There were lines most mornings, the maple-glazed doughnuts usually were gone by 9 a.m. and for those who didn't know better, the store closed early on Fridays and all day Saturdays.

But after 5 p.m. yesterday, when the last kichel was sold and the bagel shelves emptied, the Murray Avenue store closed after 28 years, and a piece of neighborhood history was lost with it.

Owner Sherman Weinstein had tried for a year to find a buyer for the kosher bakery. When a final suitor last month couldn't secure the necessary funding, he decided to close the store.

"I'll be 67 years old at the end of March," said Mr. Weinstein, of Greenfield, who has suffered from a number of ailments during the past several years. "I thought it would be nice to enjoy a few healthy years with my grandchildren."

His Squirrel Hill location was strictly a retail site; Mr. Weinstein will continue to bake at his Bloomfield location of Simple Treat at 4734 Liberty Ave., which will open for extended retail hours and continue its wholesale business. An expanded selection of his baked goods will remain available at Murray Avenue Kosher in Squirrel Hill.

Sanford Danovitz was the first customer on the bakery's final day, just after 7 a.m. He has been one of its numerous daily customers, people who buy snacks for after their morning minyans, or prayer groups, and those buying for schools or businesses.

"I better get more this morning," said Mr. Danovitz, of Squirrel Hill, the designated buyer for his Tree of Life morning minyan. He said his group likely will rely on grocery store pastries in the future.

Right behind him was Karen Gusky, who bought a giant "New Year's Eve pretzel" to take to work.

"This is very upsetting," she said, calling the store "the center if you ever want to know what's going on."

But what's worse is the loss of convenience. The Squirrel Hill resident reminisced about how she used to send her children to pick up items at the bakery.

"I never had to bake," she said.

The reason was the wide selection of fresh daily items: four kinds of rye breads, plus loaves of challah, whole wheat, honey oatmeal, whole grain, Italian and French twists; an array of doughnuts, cookies and pastries; and various cakes, pies, coffee cakes and muffins. As many as 100 loaves of bread were sold some days.

Mr. Weinstein, who is originally from Duquesne, has been a baker since he was 16. He bought his Bloomfield location in 1979 and opened the Squirrel Hill site two years later right after Passover at the behest of community rabbis, who wanted a kosher bakery in the area. A kosher bakery is under rabbinic supervision, which ensures that all ingredients and procedures conform with Jewish law.

"It'll be strange, I guess," said Pat Griser, who has worked at the bakery since 1996 but will now report to the Bloomfield location. "I think it'll be hard on us and hard on the customers."

The bakery's customers by and large were a friendly group, albeit full of grumblers when lines were long and moaners when their favorite items were sold out.
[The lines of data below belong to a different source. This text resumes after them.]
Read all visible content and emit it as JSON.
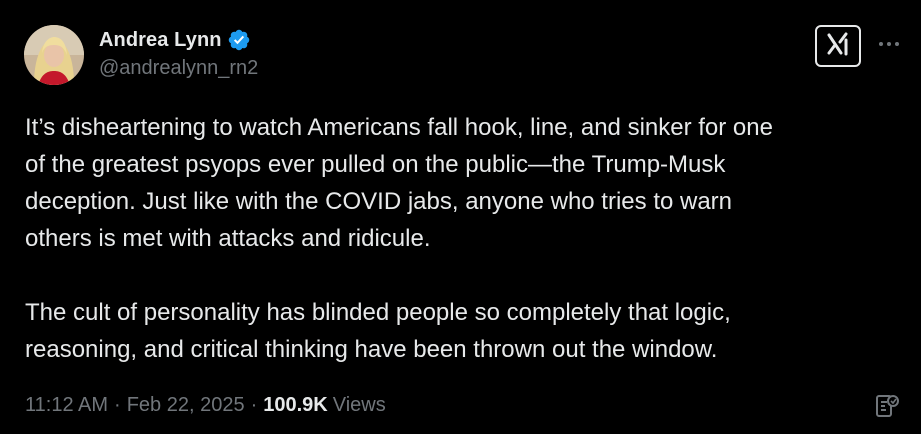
{
  "author": {
    "display_name": "Andrea Lynn",
    "handle": "@andrealynn_rn2",
    "verified": true,
    "verified_color": "#1d9bf0"
  },
  "icons": {
    "avatar": "profile-photo",
    "verified": "verified-badge-icon",
    "grok": "grok-icon",
    "more": "more-options-icon",
    "analytics": "analytics-icon"
  },
  "tweet": {
    "paragraphs": [
      "It’s disheartening to watch Americans fall hook, line, and sinker for one\nof the greatest psyops ever pulled on the public—the Trump-Musk\ndeception. Just like with the COVID jabs, anyone who tries to warn\nothers is met with attacks and ridicule.",
      "The cult of personality has blinded people so completely that logic,\nreasoning, and critical thinking have been thrown out the window."
    ]
  },
  "meta": {
    "time": "11:12 AM",
    "separator": "·",
    "date": "Feb 22, 2025",
    "separator2": "·",
    "views_count": "100.9K",
    "views_label": "Views"
  },
  "colors": {
    "background": "#000000",
    "primary_text": "#e7e9ea",
    "secondary_text": "#71767b"
  }
}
The store itself was worn; one of its long glass counters was cracked and repaired with masking tape, and the customer-service ticket dispenser on the wall hadn't worked for years, stuck on the number 18. A few years ago, Mr. Weinstein installed a self-serve coffee machine, but that experiment failed after a short time.

But the customers all knew that the presence of the bakery was more important than any shortcomings. At least one other kosher bakery had opened during the past decade, offering Israeli pastries, comfortable couches and expresso. It went out of business earlier this year.
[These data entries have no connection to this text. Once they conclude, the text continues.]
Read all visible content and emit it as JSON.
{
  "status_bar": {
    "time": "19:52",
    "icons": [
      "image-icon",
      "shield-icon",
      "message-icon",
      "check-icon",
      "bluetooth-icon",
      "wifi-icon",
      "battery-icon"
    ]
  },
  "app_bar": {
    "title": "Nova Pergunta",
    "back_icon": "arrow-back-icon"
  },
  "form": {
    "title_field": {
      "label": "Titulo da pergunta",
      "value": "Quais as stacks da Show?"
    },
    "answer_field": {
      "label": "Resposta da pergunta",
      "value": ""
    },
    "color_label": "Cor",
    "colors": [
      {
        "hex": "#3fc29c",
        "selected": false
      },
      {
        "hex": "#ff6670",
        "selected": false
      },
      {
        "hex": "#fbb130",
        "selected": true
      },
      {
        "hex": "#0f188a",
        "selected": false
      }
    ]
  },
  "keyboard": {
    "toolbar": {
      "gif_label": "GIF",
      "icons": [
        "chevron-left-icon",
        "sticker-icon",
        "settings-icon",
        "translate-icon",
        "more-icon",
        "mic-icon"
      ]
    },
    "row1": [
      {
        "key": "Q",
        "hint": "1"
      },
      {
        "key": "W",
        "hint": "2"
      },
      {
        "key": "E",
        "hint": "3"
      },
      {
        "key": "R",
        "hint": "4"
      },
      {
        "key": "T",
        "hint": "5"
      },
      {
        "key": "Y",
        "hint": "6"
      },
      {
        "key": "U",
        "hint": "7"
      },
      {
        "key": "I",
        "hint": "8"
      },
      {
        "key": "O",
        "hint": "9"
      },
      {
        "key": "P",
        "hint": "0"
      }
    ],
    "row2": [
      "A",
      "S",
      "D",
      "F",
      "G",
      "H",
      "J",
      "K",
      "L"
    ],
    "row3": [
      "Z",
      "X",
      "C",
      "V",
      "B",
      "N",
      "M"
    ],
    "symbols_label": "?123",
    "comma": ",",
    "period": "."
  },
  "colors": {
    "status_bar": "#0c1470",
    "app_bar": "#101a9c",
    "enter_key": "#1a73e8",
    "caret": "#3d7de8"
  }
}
While there were some differences yesterday in the normal flow of business -- one customer bought in a small bouquet of flowers for retiring employee Joanne Diulus -- the day was, by and large, like any other. Lines formed and dissipated, the racks of chocolate eclairs emptied, friends greeted one another, and children clutching handfuls of coins came to buy cookies.
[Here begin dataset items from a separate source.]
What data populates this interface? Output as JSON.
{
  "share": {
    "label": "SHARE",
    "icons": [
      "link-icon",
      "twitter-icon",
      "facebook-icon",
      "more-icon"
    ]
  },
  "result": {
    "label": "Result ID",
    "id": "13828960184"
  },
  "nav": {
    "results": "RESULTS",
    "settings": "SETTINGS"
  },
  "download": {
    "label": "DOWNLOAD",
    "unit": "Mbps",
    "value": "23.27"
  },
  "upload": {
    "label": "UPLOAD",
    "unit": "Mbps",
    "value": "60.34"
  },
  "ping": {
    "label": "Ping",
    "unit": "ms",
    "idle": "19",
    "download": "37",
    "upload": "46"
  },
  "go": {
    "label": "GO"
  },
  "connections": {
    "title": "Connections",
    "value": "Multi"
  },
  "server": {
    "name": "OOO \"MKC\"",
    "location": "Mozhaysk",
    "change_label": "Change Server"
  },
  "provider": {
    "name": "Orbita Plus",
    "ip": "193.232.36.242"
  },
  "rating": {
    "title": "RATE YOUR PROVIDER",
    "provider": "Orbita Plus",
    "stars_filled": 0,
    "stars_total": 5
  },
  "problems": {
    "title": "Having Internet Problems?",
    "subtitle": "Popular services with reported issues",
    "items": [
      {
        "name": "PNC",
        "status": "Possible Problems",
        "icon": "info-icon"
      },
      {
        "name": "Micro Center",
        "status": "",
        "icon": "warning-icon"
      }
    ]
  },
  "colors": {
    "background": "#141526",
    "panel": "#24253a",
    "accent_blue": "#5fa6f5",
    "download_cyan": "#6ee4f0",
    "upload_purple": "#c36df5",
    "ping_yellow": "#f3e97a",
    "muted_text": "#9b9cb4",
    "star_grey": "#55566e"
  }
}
Terri Naiditch was philosophical about the changes the store's closing would bring to her life. The Squirrel Hill woman has four generations of family living in her home, a total of 17 people, including a granddaughter born Sunday.

"Going to Bloomfield isn't a biggie," she said yesterday, after buying 12 dozen bagels and numerous boxes of cakes and doughnuts to celebrate her granddaughter's naming.

"As long as I can send one of the children."